Grid-scale renewable energy generation moves closer to commercial reality
Their efforts will help renewable energy compete with the electricity generated from conventional sources.
The ANU team has redesigned the system’s receiver for a solar concentrator dish. They have used a 500 square meter solar concentrator dish made up of a concave surface of reflectors, directing sunlight to a receiver suspended at the focal point. It focuses the power of 2,100 suns onto the receiver, through which water is pumped and heated to 500 degrees Celsius.
The team described its ultra-efficient receiver design as a cavity that resembles a top hat with a narrow opening and a wide brim.

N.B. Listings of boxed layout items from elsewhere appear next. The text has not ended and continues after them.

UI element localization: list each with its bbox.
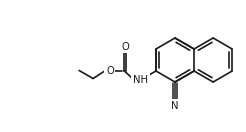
Text: O: O <box>106 65 114 76</box>
Text: N: N <box>171 101 179 111</box>
Text: O: O <box>121 41 129 51</box>
Text: NH: NH <box>133 75 148 85</box>
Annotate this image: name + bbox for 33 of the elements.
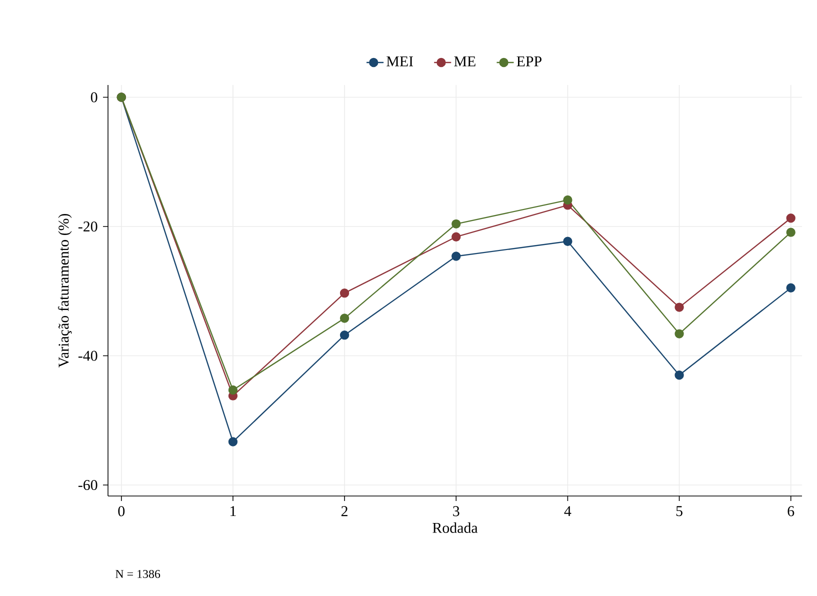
x-tick-label: 2	[341, 506, 348, 516]
point	[228, 437, 238, 446]
legend-label: EPP	[516, 56, 542, 66]
x-tick-label: 1	[230, 506, 236, 516]
y-tick-label: -40	[78, 350, 98, 361]
legend-label: ME	[454, 56, 476, 66]
legend-label: MEI	[386, 56, 414, 66]
y-tick-label: 0	[90, 92, 98, 102]
point	[786, 228, 796, 237]
x-tick-label: 4	[564, 506, 572, 516]
point	[786, 214, 796, 223]
point	[340, 330, 350, 340]
y-axis-title: Variação faturamento (%)	[58, 214, 72, 368]
point	[674, 370, 684, 380]
x-tick-label: 3	[453, 506, 460, 516]
x-tick-label: 0	[118, 506, 125, 516]
x-tick-label: 5	[676, 506, 682, 516]
point	[452, 232, 461, 242]
point	[786, 283, 796, 293]
y-tick-label: -60	[78, 480, 98, 490]
y-tick-label: -20	[78, 221, 98, 232]
point	[452, 219, 461, 229]
point	[340, 314, 350, 323]
point	[563, 195, 572, 205]
point	[563, 236, 572, 246]
point	[674, 302, 684, 312]
point	[674, 329, 684, 338]
point	[228, 385, 238, 395]
point	[452, 252, 461, 261]
x-axis-title: Rodada	[432, 522, 478, 533]
text: N = 1386	[116, 570, 160, 578]
point	[340, 288, 350, 298]
x-tick-label: 6	[788, 506, 794, 516]
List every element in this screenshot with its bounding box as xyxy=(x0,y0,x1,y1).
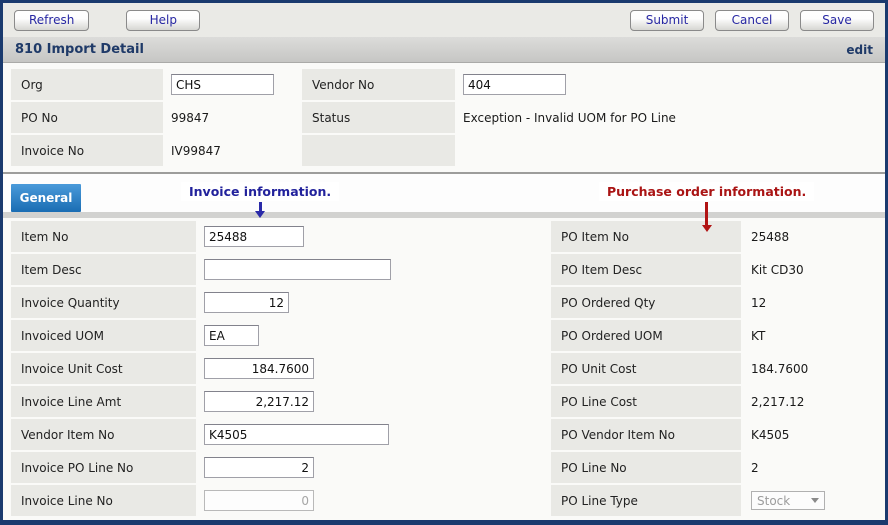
invoice-po-line-no-input[interactable] xyxy=(204,457,314,478)
po-no-value: 99847 xyxy=(171,110,210,125)
po-line-cost-value: 2,217.12 xyxy=(751,394,805,409)
vendor-item-no-label: Vendor Item No xyxy=(11,419,196,450)
vendor-no-label: Vendor No xyxy=(302,69,455,100)
po-line-type-label: PO Line Type xyxy=(551,485,741,516)
invoice-no-label: Invoice No xyxy=(11,135,163,166)
po-line-type-value: Stock xyxy=(757,493,791,508)
po-line-cost-label: PO Line Cost xyxy=(551,386,741,417)
invoice-line-amt-cell xyxy=(198,386,549,417)
page-title: 810 Import Detail xyxy=(15,42,144,57)
invoice-line-amt-label: Invoice Line Amt xyxy=(11,386,196,417)
po-ordered-uom-value: KT xyxy=(751,328,766,343)
po-line-type-select: Stock xyxy=(751,491,825,510)
title-bar: 810 Import Detail edit xyxy=(3,37,885,63)
org-value-cell xyxy=(165,69,300,100)
header-empty-value-cell xyxy=(457,135,883,166)
invoice-no-value: IV99847 xyxy=(171,143,221,158)
po-item-desc-label: PO Item Desc xyxy=(551,254,741,285)
org-input[interactable] xyxy=(171,74,274,95)
submit-button[interactable]: Submit xyxy=(630,9,704,31)
po-ordered-uom-label: PO Ordered UOM xyxy=(551,320,741,351)
chevron-down-icon xyxy=(811,498,819,503)
save-button[interactable]: Save xyxy=(800,9,874,31)
po-ordered-qty-value: 12 xyxy=(751,295,767,310)
invoice-unit-cost-cell xyxy=(198,353,549,384)
invoice-quantity-label: Invoice Quantity xyxy=(11,287,196,318)
invoice-annotation: Invoice information. xyxy=(181,182,340,218)
po-unit-cost-value: 184.7600 xyxy=(751,361,809,376)
purchase-order-annotation: Purchase order information. xyxy=(599,182,815,232)
section-separator xyxy=(3,172,885,174)
header-fields: Org Vendor No PO No 99847 Status Excepti… xyxy=(3,63,885,172)
item-no-label: Item No xyxy=(11,221,196,252)
vendor-no-input[interactable] xyxy=(463,74,566,95)
vendor-no-value-cell xyxy=(457,69,883,100)
status-value: Exception - Invalid UOM for PO Line xyxy=(463,110,676,125)
invoice-line-amt-input[interactable] xyxy=(204,391,314,412)
tab-bar: General Invoice information. Purchase or… xyxy=(3,174,885,232)
item-no-cell xyxy=(198,221,549,252)
item-desc-cell xyxy=(198,254,549,285)
po-unit-cost-label: PO Unit Cost xyxy=(551,353,741,384)
edit-mode-label: edit xyxy=(846,42,873,57)
toolbar-right-group: Submit Cancel Save xyxy=(630,9,874,31)
po-item-no-value: 25488 xyxy=(751,229,790,244)
po-item-no-label: PO Item No xyxy=(551,221,741,252)
invoice-line-no-cell xyxy=(198,485,549,516)
invoice-quantity-input[interactable] xyxy=(204,292,289,313)
invoiced-uom-input[interactable] xyxy=(204,325,259,346)
invoice-unit-cost-label: Invoice Unit Cost xyxy=(11,353,196,384)
po-ordered-qty-label: PO Ordered Qty xyxy=(551,287,741,318)
general-tab-form: Item No PO Item No 25488 Item Desc PO It… xyxy=(3,218,885,516)
invoiced-uom-label: Invoiced UOM xyxy=(11,320,196,351)
vendor-item-no-cell xyxy=(198,419,549,450)
po-item-desc-value: Kit CD30 xyxy=(751,262,804,277)
purchase-order-annotation-text: Purchase order information. xyxy=(599,182,815,201)
down-arrow-icon xyxy=(701,202,712,232)
item-no-input[interactable] xyxy=(204,226,304,247)
invoice-po-line-no-cell xyxy=(198,452,549,483)
down-arrow-icon xyxy=(255,202,266,218)
invoice-annotation-text: Invoice information. xyxy=(181,182,340,201)
invoice-line-no-label: Invoice Line No xyxy=(11,485,196,516)
tab-bar-underline xyxy=(3,212,885,218)
invoice-line-no-input xyxy=(204,490,314,511)
cancel-button[interactable]: Cancel xyxy=(715,9,789,31)
vendor-item-no-input[interactable] xyxy=(204,424,389,445)
po-line-type-cell: Stock xyxy=(743,485,883,516)
invoice-po-line-no-label: Invoice PO Line No xyxy=(11,452,196,483)
invoice-unit-cost-input[interactable] xyxy=(204,358,314,379)
toolbar: Refresh Help Submit Cancel Save xyxy=(3,3,885,37)
status-label: Status xyxy=(302,102,455,133)
header-empty-label-cell xyxy=(302,135,455,166)
item-desc-label: Item Desc xyxy=(11,254,196,285)
po-line-no-value: 2 xyxy=(751,460,759,475)
org-label: Org xyxy=(11,69,163,100)
po-vendor-item-no-label: PO Vendor Item No xyxy=(551,419,741,450)
invoice-quantity-cell xyxy=(198,287,549,318)
invoiced-uom-cell xyxy=(198,320,549,351)
tab-general[interactable]: General xyxy=(11,184,81,212)
item-desc-input[interactable] xyxy=(204,259,391,280)
po-no-label: PO No xyxy=(11,102,163,133)
help-button[interactable]: Help xyxy=(126,9,201,31)
refresh-button[interactable]: Refresh xyxy=(14,9,90,31)
po-line-no-label: PO Line No xyxy=(551,452,741,483)
po-vendor-item-no-value: K4505 xyxy=(751,427,790,442)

The dish reflects sunlight onto the water pipes that spiral around the underside of the brim and up into the hat…heating the water and turning it into steam.
It is designed in a way that it halved its energy losses and achieved a 97 percent conversion of sunlight into steam.
As per ANU’s Dr. John Pye, this new design could result in a 10% reduction in the cost of solar thermal electricity.
Pye said, “Ultimately the work in this project is all about reducing the cost of concentrating solar thermal energy. Our aim is to get costs down to 12 cents per kilowatt-hour of electricity, so that this technology will be competitive. This new design could result in a 10 percent reduction in the cost of solar thermal electricity. I’m optimistic that our technology can play a role in the grid, by helping to provide power at night without fossil fuel power stations running.”